With weeks of diligent, old-fashioned reporting, David Fahrenthold of the Washington Post has been digging through the books of the Donald J. Trump Foundation. He’s discovered that Trump used his fund to buy himself a signed football helmet, that the foundation paid for at least two (2) giant-sized portraits of Donald Trump, and that Trump took more than $250,000 out of the foundation to use for paying personal debts (including an attempt to welch on a golf bet) and political payoffs.
But one of the first things that turned up: The money in Donald Trump’s foundation wasn’t coming from Donald Trump. Trump made no deposits to his foundation after 2008. So why were other people putting money in Trump's cookie jar?
Donald Trump’s charitable foundation has received approximately $2.3 million from companies that owed money to Trump or one of his businesses but were instructed to pay Trump’s tax-exempt foundation instead, according to people familiar with the transactions.
But why would Trump direct funds that were supposed to go to his company into his foundation instead? Does it mean that Trump really was making donations after all? There’s another possibility.
Did Trump, in fact, pay income tax in the cases where he directed his own fees to the Trump Foundation?

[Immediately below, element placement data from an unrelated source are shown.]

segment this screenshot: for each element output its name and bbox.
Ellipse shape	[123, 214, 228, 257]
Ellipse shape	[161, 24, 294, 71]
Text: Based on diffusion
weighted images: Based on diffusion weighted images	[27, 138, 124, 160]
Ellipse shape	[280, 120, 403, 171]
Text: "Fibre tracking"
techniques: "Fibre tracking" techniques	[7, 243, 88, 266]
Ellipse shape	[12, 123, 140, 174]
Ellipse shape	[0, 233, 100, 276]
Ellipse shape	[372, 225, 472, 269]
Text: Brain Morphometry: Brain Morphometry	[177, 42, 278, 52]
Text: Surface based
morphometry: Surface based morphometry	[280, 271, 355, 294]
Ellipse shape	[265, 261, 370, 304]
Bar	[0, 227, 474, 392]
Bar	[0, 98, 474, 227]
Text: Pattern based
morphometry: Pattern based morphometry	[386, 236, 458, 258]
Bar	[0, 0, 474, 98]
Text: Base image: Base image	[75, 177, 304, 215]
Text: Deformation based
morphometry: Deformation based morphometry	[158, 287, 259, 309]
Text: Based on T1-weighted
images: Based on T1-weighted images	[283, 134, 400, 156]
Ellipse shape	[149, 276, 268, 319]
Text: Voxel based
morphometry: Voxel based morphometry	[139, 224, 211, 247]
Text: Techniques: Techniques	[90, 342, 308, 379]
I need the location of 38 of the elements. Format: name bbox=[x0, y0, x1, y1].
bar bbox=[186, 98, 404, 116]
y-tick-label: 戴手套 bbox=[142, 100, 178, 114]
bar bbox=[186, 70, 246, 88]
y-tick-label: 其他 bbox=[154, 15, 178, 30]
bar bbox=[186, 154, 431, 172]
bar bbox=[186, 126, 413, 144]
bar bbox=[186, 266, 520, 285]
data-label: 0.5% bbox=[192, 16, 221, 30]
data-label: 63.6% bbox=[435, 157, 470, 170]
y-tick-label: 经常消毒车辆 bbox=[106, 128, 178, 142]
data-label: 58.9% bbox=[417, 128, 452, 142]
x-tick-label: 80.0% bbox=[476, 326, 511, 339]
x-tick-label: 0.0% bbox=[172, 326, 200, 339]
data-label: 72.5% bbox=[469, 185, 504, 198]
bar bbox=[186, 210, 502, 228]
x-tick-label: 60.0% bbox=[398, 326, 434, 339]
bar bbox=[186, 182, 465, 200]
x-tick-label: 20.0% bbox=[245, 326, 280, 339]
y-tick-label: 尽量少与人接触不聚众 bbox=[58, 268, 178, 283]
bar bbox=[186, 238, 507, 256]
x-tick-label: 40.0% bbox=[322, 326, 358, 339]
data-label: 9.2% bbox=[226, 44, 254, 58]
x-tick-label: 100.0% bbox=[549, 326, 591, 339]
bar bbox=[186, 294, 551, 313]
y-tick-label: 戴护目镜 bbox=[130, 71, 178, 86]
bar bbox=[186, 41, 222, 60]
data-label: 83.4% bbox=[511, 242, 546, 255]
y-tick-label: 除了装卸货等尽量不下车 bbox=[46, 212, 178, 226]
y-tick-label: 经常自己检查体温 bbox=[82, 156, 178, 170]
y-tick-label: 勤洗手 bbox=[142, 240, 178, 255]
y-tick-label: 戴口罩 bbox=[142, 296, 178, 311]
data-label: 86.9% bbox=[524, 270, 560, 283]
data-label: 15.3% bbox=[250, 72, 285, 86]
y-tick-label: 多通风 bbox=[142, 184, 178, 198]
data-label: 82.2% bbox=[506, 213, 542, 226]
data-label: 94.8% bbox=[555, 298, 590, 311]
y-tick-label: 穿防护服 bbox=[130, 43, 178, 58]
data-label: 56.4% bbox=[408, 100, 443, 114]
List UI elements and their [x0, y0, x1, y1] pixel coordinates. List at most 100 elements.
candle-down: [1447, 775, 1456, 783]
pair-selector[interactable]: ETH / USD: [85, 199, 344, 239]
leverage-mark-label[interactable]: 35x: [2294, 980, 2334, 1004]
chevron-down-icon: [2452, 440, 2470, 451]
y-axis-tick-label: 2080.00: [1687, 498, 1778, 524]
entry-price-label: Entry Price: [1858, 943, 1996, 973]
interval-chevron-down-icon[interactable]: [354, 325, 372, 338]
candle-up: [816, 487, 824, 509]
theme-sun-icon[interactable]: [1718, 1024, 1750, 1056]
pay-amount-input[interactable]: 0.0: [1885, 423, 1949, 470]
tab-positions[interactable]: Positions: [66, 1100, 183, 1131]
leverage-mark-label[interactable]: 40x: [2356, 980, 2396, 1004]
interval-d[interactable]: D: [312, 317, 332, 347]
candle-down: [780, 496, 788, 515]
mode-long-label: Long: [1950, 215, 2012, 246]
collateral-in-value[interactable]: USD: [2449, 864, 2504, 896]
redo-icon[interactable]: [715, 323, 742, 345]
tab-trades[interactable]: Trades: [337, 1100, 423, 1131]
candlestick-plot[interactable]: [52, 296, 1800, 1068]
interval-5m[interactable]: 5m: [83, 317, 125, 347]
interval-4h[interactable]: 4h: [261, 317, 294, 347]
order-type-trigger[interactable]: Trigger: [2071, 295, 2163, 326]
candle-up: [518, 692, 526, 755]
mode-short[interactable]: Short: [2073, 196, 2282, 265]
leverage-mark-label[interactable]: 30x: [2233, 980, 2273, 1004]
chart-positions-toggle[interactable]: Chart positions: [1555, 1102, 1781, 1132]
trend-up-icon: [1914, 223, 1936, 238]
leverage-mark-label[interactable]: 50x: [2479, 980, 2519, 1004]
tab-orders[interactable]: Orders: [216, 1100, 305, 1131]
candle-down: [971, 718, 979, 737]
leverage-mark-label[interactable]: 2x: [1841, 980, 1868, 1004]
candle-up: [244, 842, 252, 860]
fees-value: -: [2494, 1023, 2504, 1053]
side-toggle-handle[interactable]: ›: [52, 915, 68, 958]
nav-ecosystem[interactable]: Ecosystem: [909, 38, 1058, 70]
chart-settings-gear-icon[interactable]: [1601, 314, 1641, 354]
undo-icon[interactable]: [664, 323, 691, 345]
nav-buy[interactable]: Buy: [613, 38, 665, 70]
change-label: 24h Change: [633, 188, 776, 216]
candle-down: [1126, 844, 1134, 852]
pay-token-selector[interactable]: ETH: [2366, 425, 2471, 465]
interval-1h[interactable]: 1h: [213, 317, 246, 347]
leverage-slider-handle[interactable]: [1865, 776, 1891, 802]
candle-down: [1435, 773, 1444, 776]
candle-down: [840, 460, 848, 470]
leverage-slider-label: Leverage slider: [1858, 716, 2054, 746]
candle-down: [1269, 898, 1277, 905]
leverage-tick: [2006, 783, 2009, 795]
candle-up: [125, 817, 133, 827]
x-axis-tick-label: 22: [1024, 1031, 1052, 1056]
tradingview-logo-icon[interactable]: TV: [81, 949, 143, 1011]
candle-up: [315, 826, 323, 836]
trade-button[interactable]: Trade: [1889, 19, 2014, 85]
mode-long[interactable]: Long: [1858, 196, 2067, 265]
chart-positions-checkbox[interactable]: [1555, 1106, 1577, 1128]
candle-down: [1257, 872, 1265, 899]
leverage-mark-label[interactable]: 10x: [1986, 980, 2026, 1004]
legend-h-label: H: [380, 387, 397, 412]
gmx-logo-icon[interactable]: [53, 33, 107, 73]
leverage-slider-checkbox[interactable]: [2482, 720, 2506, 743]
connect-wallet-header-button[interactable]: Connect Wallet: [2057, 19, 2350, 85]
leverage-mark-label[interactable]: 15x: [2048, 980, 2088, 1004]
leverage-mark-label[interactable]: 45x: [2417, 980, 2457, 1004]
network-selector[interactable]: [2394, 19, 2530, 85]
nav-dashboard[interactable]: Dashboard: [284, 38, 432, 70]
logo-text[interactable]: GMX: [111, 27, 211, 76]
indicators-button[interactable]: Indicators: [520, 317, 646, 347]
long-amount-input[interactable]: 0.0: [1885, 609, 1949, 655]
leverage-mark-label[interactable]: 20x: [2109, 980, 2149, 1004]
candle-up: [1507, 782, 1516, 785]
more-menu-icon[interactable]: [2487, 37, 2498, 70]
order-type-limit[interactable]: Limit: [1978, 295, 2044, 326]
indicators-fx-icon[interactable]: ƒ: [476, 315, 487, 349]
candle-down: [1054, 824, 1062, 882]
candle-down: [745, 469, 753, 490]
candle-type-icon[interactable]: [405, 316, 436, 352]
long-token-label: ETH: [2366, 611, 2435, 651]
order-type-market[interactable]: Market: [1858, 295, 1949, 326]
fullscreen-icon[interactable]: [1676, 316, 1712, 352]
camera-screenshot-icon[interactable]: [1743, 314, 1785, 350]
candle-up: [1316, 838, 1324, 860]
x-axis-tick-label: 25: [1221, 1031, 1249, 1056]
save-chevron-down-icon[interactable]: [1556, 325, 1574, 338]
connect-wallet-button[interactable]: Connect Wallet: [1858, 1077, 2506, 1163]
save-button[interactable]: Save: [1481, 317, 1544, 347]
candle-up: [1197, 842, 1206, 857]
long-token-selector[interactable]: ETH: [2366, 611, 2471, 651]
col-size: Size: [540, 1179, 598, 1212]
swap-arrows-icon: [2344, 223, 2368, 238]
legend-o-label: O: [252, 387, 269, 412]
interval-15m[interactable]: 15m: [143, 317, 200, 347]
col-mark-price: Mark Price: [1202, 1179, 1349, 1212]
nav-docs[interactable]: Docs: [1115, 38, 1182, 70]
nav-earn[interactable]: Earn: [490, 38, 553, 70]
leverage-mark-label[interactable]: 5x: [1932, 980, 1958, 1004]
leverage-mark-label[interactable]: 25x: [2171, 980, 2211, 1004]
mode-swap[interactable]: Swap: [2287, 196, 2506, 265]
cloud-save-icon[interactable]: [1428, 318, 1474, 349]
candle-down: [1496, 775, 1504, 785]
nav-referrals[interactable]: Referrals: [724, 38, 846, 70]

That’s … a really interesting question.
Donald Trump has already had to pay a fine for the $25,000 pay-for-play check he cut for Florida AG Pam Bondi. But Trump hasn’t yet paid a penalty for the $100,000 he spent attacking New York AG Eric Schneiderman, or the violations of self-dealing rules in using foundation funds to pay his own bills.
Donald Trump has violated the law multiple times by misusing his foundation. Did he also use the foundation to take in payments without paying taxes? We can’t know until we see his taxes.